How does pytorch implements backward process?

qiuyang · August 15, 2019, 6:33am

I know we can write loss.backward() to finish grad calculation.But when I read source code about backward,I am confused.
I add some print information in pytorch python source code to trace the backward process.
Basically loss.backward() will call torch.autograd.init.py backward function and get into Variable._execution_engine.run_backward function.This is a cpp function.When we use DataParallel,the source code finally will call torch.nn.parallel.Gather.backward function and torch.nn.parallel.Broadcast.backward function.How are these two class called?
In addition,Gather.backward funtion will call Scatter.apply function, and Scatter.apply function will call Scatter.forward function.How does it woks?
The Scatter class inherits from torch.autograd.Function class.Function class inherits from a python metaclass.The metaclass bulid a class that the class inherits from BackwardCFunction class.
So in my opinion,if we call Scatter.apply function,the Scatter.backward function will be called.But why not?

albanD · August 15, 2019, 9:54am

Because there is a static apply function that is called when you do Scatter.apply() and a non-static one that is called on an instance of scatter: Scatter().apply().

qiuyang · August 15, 2019, 10:09am

Is the static apply function from _C._FunctionBase class?
I mean that it is from THPFunction_apply?Thanks for your reply!

albanD · August 15, 2019, 10:14am

Yes, and it’s defined here as a static method.

qiuyang · August 15, 2019, 10:21am

Interesting!And I have a final question.Could you tell me where does the non static apply function called?

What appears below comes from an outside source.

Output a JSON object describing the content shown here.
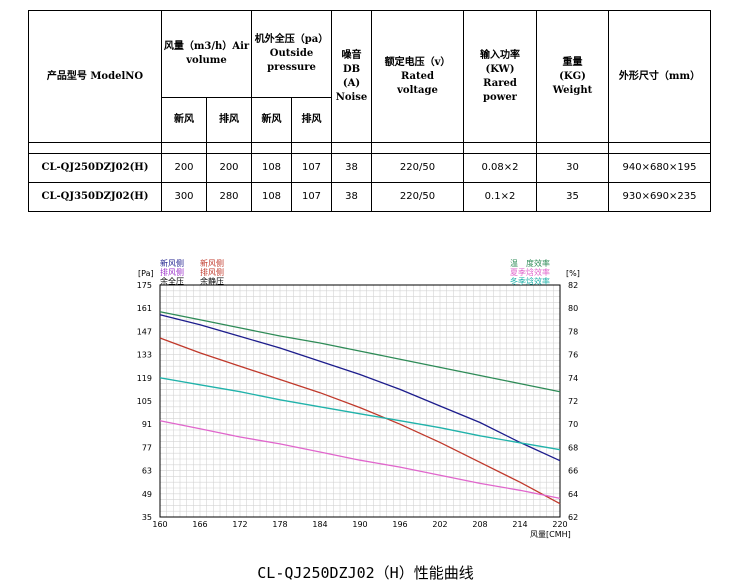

albanD · August 15, 2019, 10:32am

Sure.
In the engine, when a new task can be executed here.
It first does some checking and input/output preparation here.
It then does all the required hooks, the use the operator() function on the actual Node (previously called Function) here.
This is routed to the main Node class here.
Which calls the apply function of Node, which is a PyNode in your case as it is implemented in python.
And the PyNode gets and calls the .apply attribute from the class instance here.

Looking at it this way, there are a few levels of indirection indeed

qiuyang · August 15, 2019, 11:19am

I understood!Thanks a lot!